Good hydration allows you to run harder and longer, but drinking enough water can also help you make smarter food choices during the holiday season. That's because many people confuse thirst for hunger, says Glockner. Drinking water throughout the day, however, can help prevent snacking on unhealthy foods or overeating at mealtimes.

It's also a good idea to drink more water in lieu of holiday beverages like eggnog, hot chocolate, or cocktails, says Glockner; these concoctions, while fine in moderation, are typically high in calories and sugar content.

7. Be strategic before and during parties

Try not to skip meals during the day or attend a party on an empty stomach. "If you're hungry," says Glockner, "it's harder to resist temptations and make smart choices."

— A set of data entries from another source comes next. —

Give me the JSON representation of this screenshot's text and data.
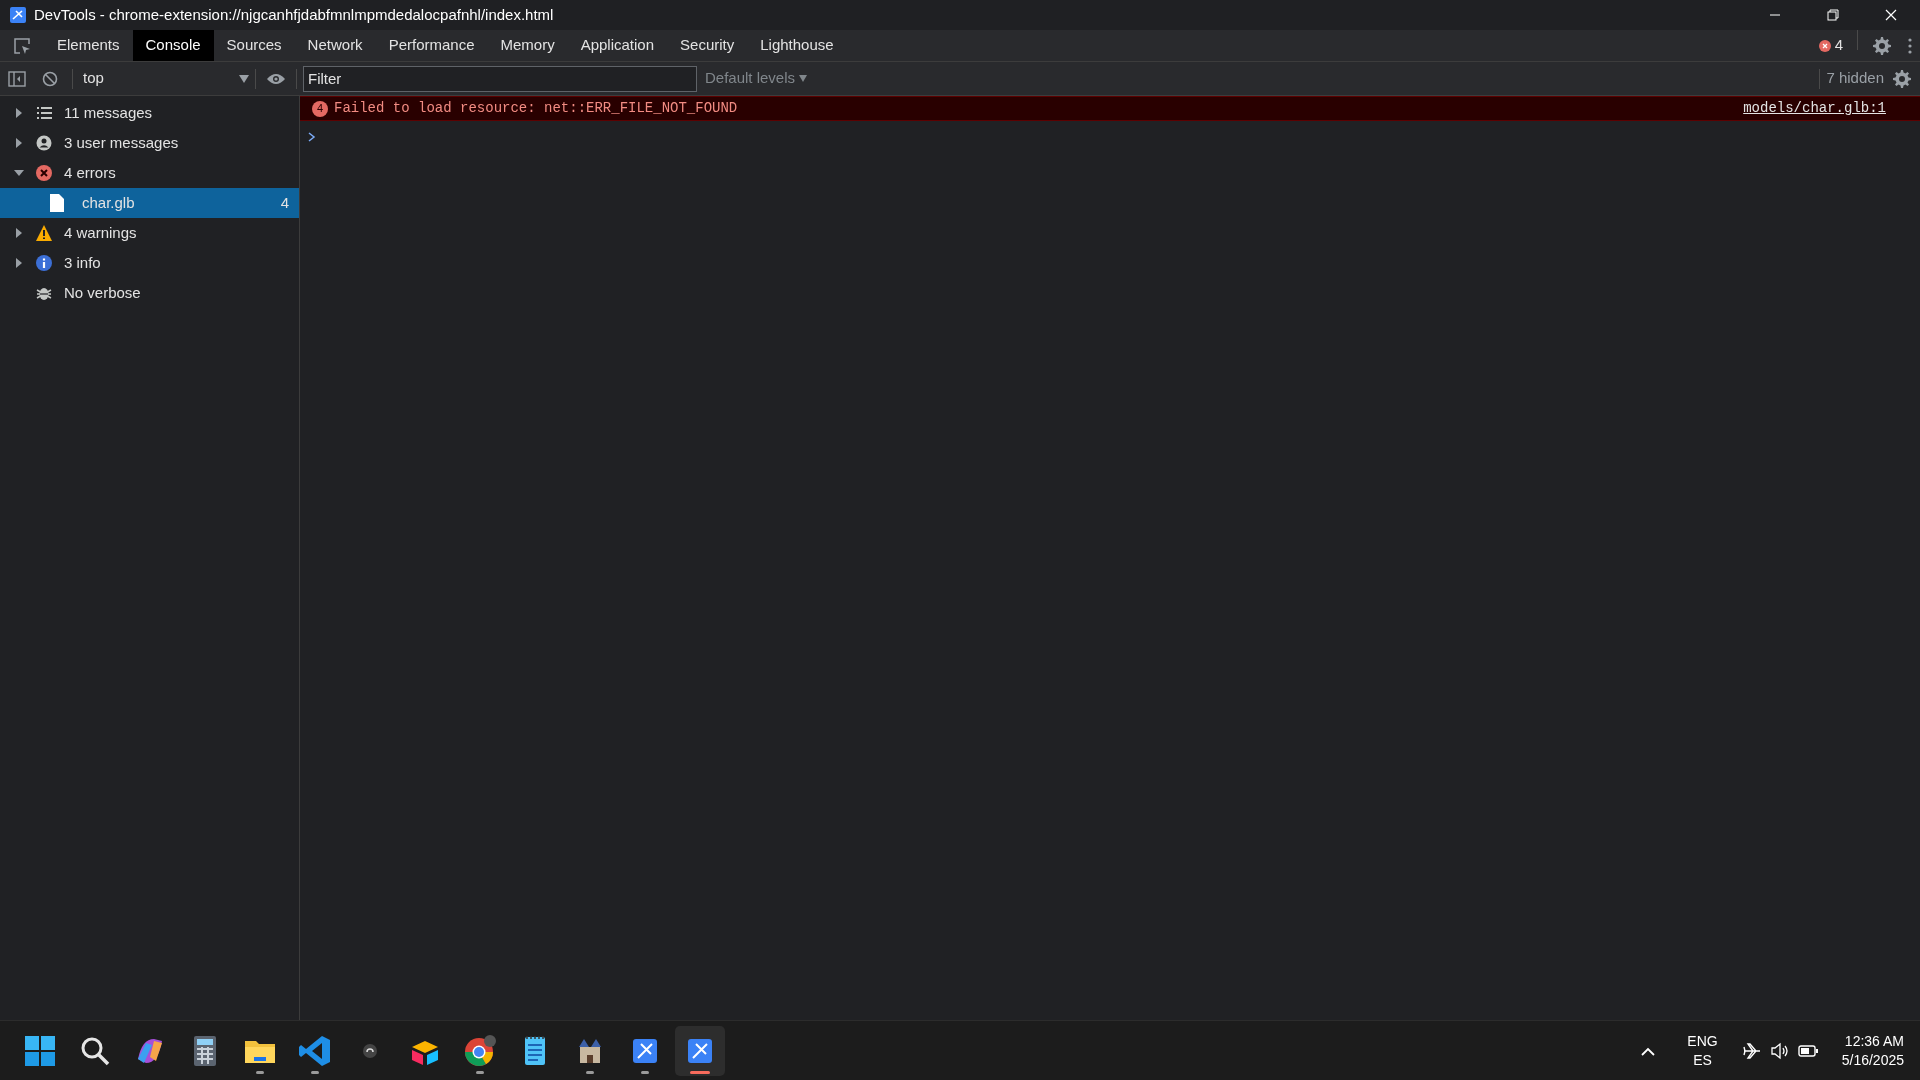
{
  "window": {
    "title": "DevTools - chrome-extension://njgcanhfjdabfmnlmpmdedalocpafnhl/index.html"
  },
  "tabs": [
    {
      "label": "Elements",
      "selected": false
    },
    {
      "label": "Console",
      "selected": true
    },
    {
      "label": "Sources",
      "selected": false
    },
    {
      "label": "Network",
      "selected": false
    },
    {
      "label": "Performance",
      "selected": false
    },
    {
      "label": "Memory",
      "selected": false
    },
    {
      "label": "Application",
      "selected": false
    },
    {
      "label": "Security",
      "selected": false
    },
    {
      "label": "Lighthouse",
      "selected": false
    }
  ],
  "error_count": "4",
  "toolbar": {
    "context": "top",
    "filter": {
      "placeholder": "Filter"
    },
    "levels": "Default levels",
    "hidden": "7 hidden"
  },
  "sidebar": {
    "items": [
      {
        "kind": "messages",
        "label": "11 messages",
        "expanded": false
      },
      {
        "kind": "user",
        "label": "3 user messages",
        "expanded": false
      },
      {
        "kind": "error",
        "label": "4 errors",
        "expanded": true,
        "children": [
          {
            "label": "char.glb",
            "count": "4",
            "selected": true
          }
        ]
      },
      {
        "kind": "warning",
        "label": "4 warnings",
        "expanded": false
      },
      {
        "kind": "info",
        "label": "3 info",
        "expanded": false
      },
      {
        "kind": "verbose",
        "label": "No verbose"
      }
    ]
  },
  "console": {
    "messages": [
      {
        "kind": "error",
        "count": "4",
        "text": "Failed to load resource: net::ERR_FILE_NOT_FOUND",
        "source": "models/char.glb:1"
      }
    ]
  },
  "taskbar": {
    "apps": [
      {
        "kind": "start",
        "running": false,
        "active": false
      },
      {
        "kind": "search",
        "running": false,
        "active": false
      },
      {
        "kind": "copilot",
        "running": false,
        "active": false
      },
      {
        "kind": "calculator",
        "running": false,
        "active": false
      },
      {
        "kind": "folder",
        "running": true,
        "active": false
      },
      {
        "kind": "code",
        "running": true,
        "active": false
      },
      {
        "kind": "small",
        "running": false,
        "active": false
      },
      {
        "kind": "boxes",
        "running": false,
        "active": false
      },
      {
        "kind": "chrome",
        "running": true,
        "active": false
      },
      {
        "kind": "notepad",
        "running": false,
        "active": false
      },
      {
        "kind": "castle",
        "running": true,
        "active": false
      },
      {
        "kind": "devtools",
        "running": true,
        "active": false
      },
      {
        "kind": "devtools",
        "running": true,
        "active": true
      }
    ],
    "language": "ENG",
    "layout": "ES",
    "time": "12:36 AM",
    "date": "5/16/2025"
  }
}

To avoid a state of hunger or "hanger," focus on eating fiber-rich foods throughout the day (like a handful of nuts or a piece of fruit). Eating fiber can help increase satiety and regulate your blood sugar, Glockner says, which, in turn, helps your appetite.

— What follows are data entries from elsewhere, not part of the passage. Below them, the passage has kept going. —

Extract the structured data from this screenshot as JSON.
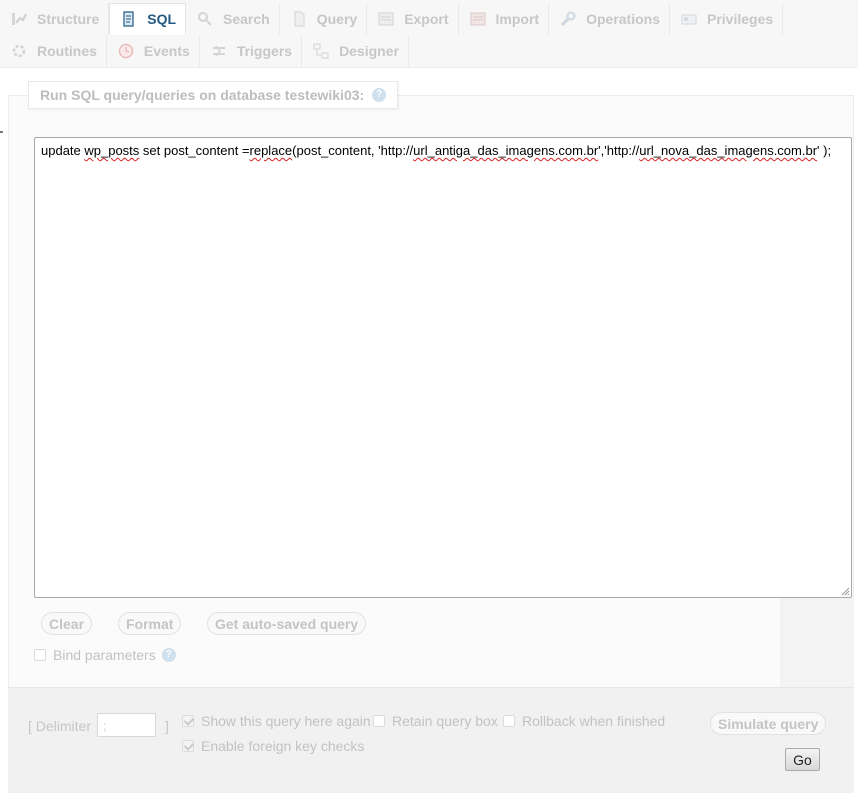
{
  "tabs": {
    "row1": [
      {
        "label": "Structure",
        "icon": "structure-icon",
        "active": false
      },
      {
        "label": "SQL",
        "icon": "sql-icon",
        "active": true
      },
      {
        "label": "Search",
        "icon": "search-icon",
        "active": false
      },
      {
        "label": "Query",
        "icon": "query-icon",
        "active": false
      },
      {
        "label": "Export",
        "icon": "export-icon",
        "active": false
      },
      {
        "label": "Import",
        "icon": "import-icon",
        "active": false
      },
      {
        "label": "Operations",
        "icon": "wrench-icon",
        "active": false
      },
      {
        "label": "Privileges",
        "icon": "privileges-icon",
        "active": false
      }
    ],
    "row2": [
      {
        "label": "Routines",
        "icon": "routines-icon",
        "active": false
      },
      {
        "label": "Events",
        "icon": "clock-icon",
        "active": false
      },
      {
        "label": "Triggers",
        "icon": "triggers-icon",
        "active": false
      },
      {
        "label": "Designer",
        "icon": "designer-icon",
        "active": false
      }
    ]
  },
  "panel": {
    "legend": "Run SQL query/queries on database testewiki03:",
    "sql_parts": {
      "p1": "update ",
      "p2": "wp_posts",
      "p3": " set post_content =",
      "p4": "replace",
      "p5": "(post_content, 'http://",
      "p6": "url_antiga_das_imagens.com.br",
      "p7": "','http://",
      "p8": "url_nova_das_imagens.com.br",
      "p9": "' );"
    }
  },
  "buttons": {
    "clear": "Clear",
    "format": "Format",
    "autosaved": "Get auto-saved query",
    "simulate": "Simulate query",
    "go": "Go"
  },
  "options": {
    "bind_parameters": {
      "label": "Bind parameters",
      "checked": false
    },
    "show_query": {
      "label": "Show this query here again",
      "checked": true
    },
    "retain_box": {
      "label": "Retain query box",
      "checked": false
    },
    "rollback": {
      "label": "Rollback when finished",
      "checked": false
    },
    "foreign_keys": {
      "label": "Enable foreign key checks",
      "checked": true
    }
  },
  "delimiter": {
    "label": "[ Delimiter",
    "close": "]",
    "value": ";"
  },
  "colors": {
    "active_tab_text": "#235a81",
    "inactive_text": "#c7c7c7",
    "spellcheck_underline": "#e02020"
  }
}
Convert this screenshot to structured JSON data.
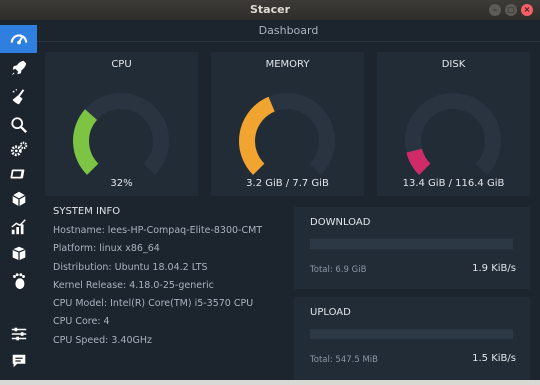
{
  "window": {
    "title": "Stacer"
  },
  "sidebar": {
    "items": [
      {
        "name": "dashboard",
        "icon": "speedometer-icon",
        "active": true
      },
      {
        "name": "startup-apps",
        "icon": "rocket-icon"
      },
      {
        "name": "system-cleaner",
        "icon": "broom-icon"
      },
      {
        "name": "search",
        "icon": "search-icon"
      },
      {
        "name": "services",
        "icon": "gears-icon"
      },
      {
        "name": "processes",
        "icon": "cpu-chip-icon"
      },
      {
        "name": "uninstaller",
        "icon": "package-icon"
      },
      {
        "name": "resources",
        "icon": "bar-chart-icon"
      },
      {
        "name": "apt-repository",
        "icon": "box-icon"
      },
      {
        "name": "gnome-settings",
        "icon": "gnome-foot-icon"
      },
      {
        "name": "settings",
        "icon": "sliders-icon"
      },
      {
        "name": "feedback",
        "icon": "speech-bubble-icon"
      }
    ]
  },
  "dashboard": {
    "title": "Dashboard",
    "cpu": {
      "label": "CPU",
      "value": "32%",
      "percent": 32,
      "color": "#7dc444"
    },
    "memory": {
      "label": "MEMORY",
      "value": "3.2 GiB / 7.7 GiB",
      "percent": 41.6,
      "color": "#f2a431"
    },
    "disk": {
      "label": "DISK",
      "value": "13.4 GiB / 116.4 GiB",
      "percent": 11.5,
      "color": "#cf2b68"
    }
  },
  "system_info": {
    "title": "SYSTEM INFO",
    "rows": [
      "Hostname: lees-HP-Compaq-Elite-8300-CMT",
      "Platform: linux x86_64",
      "Distribution: Ubuntu 18.04.2 LTS",
      "Kernel Release: 4.18.0-25-generic",
      "CPU Model: Intel(R) Core(TM) i5-3570 CPU",
      "CPU Core: 4",
      "CPU Speed: 3.40GHz"
    ]
  },
  "download": {
    "title": "DOWNLOAD",
    "total": "Total: 6.9 GiB",
    "speed": "1.9 KiB/s"
  },
  "upload": {
    "title": "UPLOAD",
    "total": "Total: 547.5 MiB",
    "speed": "1.5 KiB/s"
  },
  "gauge_track_color": "#2a3440",
  "accent_color": "#2f7fe0"
}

Then, when you do arrive at a party, office event, or other holiday gathering, make sure you scan your options before you grab a plate. Try to limit refined carbs like white bread and white rice, Glockner says, and load up instead on lean proteins, vegtables, and whole grains. Afterward, go ahead and choose smaller servings of your favorite holiday treats.

8. Treat your running as self-care

If you notice your motivation flagging, remember that the benefits of running go beyond physical health.

"For many people," Norris says, "running serves as a stress release."

You may find it touch to maintain your pre-holiday pace or log the same mileage as usual, but at the very least, a run can help boost your mood and clear your head.

"Chances are," Norris says, "you will feel better after even 30 minutes."